The Pro Tour was pretty exciting. Each tour stop was its own little adventure. The tour always put on a fun little event for us athletes and the crew members to do at night on the weekends of the pro tour stops. My favorite was the time when they rented it out this awesome skate park in California. For a while, they even brought a big 12-foot skate ramp and set it up at all the Tour stops.
How did crossover sports influence your wakeboarding?
I really love all board sports. I already was into skateboarding and loving it as much as I did, and knowing how to surf and loving that too, really helped with me wanting to try Wakeboarding. Since I was so comfortable on a board already it really helped me with getting the knack of Wakeboarding and progressing quickly.
What were some highlights of your career?
The highlights of my career were winning the Orlando Pro Tour, placing third in the X games, third in the Gravity Games and winning the IWWF World Championships in Rio de Janeiro, Brazil.
Who did you train with, travel with and hang out with?
What is your fondest memory or the wake trip of your life?
My fondest memory was getting to go to the San Francisco X Games. It was such a special time for me being into skateboarding, it was so cool and exciting to get to see all the other sports.

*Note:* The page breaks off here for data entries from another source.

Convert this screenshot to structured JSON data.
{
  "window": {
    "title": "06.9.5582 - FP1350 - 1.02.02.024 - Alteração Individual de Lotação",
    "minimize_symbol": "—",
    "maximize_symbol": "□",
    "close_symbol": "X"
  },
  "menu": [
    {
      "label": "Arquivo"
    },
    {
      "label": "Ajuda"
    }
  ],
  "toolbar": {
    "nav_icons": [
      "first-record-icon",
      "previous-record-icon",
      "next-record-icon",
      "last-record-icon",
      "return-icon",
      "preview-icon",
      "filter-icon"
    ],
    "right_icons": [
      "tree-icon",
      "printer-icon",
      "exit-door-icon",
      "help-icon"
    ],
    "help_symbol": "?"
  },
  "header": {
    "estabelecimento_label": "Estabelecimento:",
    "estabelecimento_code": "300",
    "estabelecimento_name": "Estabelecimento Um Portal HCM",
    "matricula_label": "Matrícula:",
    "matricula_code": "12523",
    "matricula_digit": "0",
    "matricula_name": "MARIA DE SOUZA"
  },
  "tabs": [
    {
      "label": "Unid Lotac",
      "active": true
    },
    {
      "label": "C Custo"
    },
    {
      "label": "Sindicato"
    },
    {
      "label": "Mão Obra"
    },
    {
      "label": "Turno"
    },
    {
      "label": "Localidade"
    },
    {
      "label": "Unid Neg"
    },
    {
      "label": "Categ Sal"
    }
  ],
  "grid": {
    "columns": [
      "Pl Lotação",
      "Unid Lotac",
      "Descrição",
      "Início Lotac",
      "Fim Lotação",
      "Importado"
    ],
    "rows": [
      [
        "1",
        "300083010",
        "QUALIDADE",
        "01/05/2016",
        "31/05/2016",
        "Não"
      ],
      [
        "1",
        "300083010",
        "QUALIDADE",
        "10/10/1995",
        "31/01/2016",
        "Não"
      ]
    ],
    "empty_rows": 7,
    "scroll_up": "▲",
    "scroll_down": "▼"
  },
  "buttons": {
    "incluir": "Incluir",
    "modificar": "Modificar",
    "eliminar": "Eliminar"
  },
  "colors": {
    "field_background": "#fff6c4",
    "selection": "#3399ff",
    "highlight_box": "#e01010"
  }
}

My mom flew out there with me, and my brother Justin, who was working in Santa Monica at the time, came out too. I remember Andrea being there and after that we went straight to Europe to compete in this European tour.
Being picked as a wildcard to compete in the San Francisco X Games was such an honor for me, even though I finished in eighth place, it was still an experience I will never forget. The best wakeboarding trip of my life was probably the first Gravity Games in Rhode Island Providence.
What is your interpretation of the fear factor of wakeskate, surf and snowboarding?
“The fear factor can cause mental blocks that make the envisioning off a trick or a drop-in from start to finish nearly impossible.”
I think being around and riding with people who were better than me most of the time, helped me be able to get the feeling and mental picture of how to do certain tricks, which helped lower my chances of having much fear when I was learning them. Also, practicing tricks on the trampoline helped lower my fear factor too.
“When you want to do a trick really bad, you just have to learn to get over any fear. You just have to be one with the board and the water and know in your head that you can do it.”
There you have it, ladies and gentlemen Leslie Kent in her own words. To me, she is like the Scott Byerly of women. She holds One World title, (just like Scott) although contests don’t really matter when it’s about being styley, floating and grabbing. Throughout the years I watched Leslie grow, mature, improve and become an incredible woman. We had fun snowboarding in California, surfing Typhoon Lagoon and all the while Leslie still remained as humble as ever.
Now years later, she has developed an incredible passion for the environment, fitness and nutrition. She still has her supermodel looks along with a chiseled body and an attitude that would brighten anyone’s darkest day (did I mention her smile ear-to-ear lol!) All hail the queen of style, Miss Leslie Kent!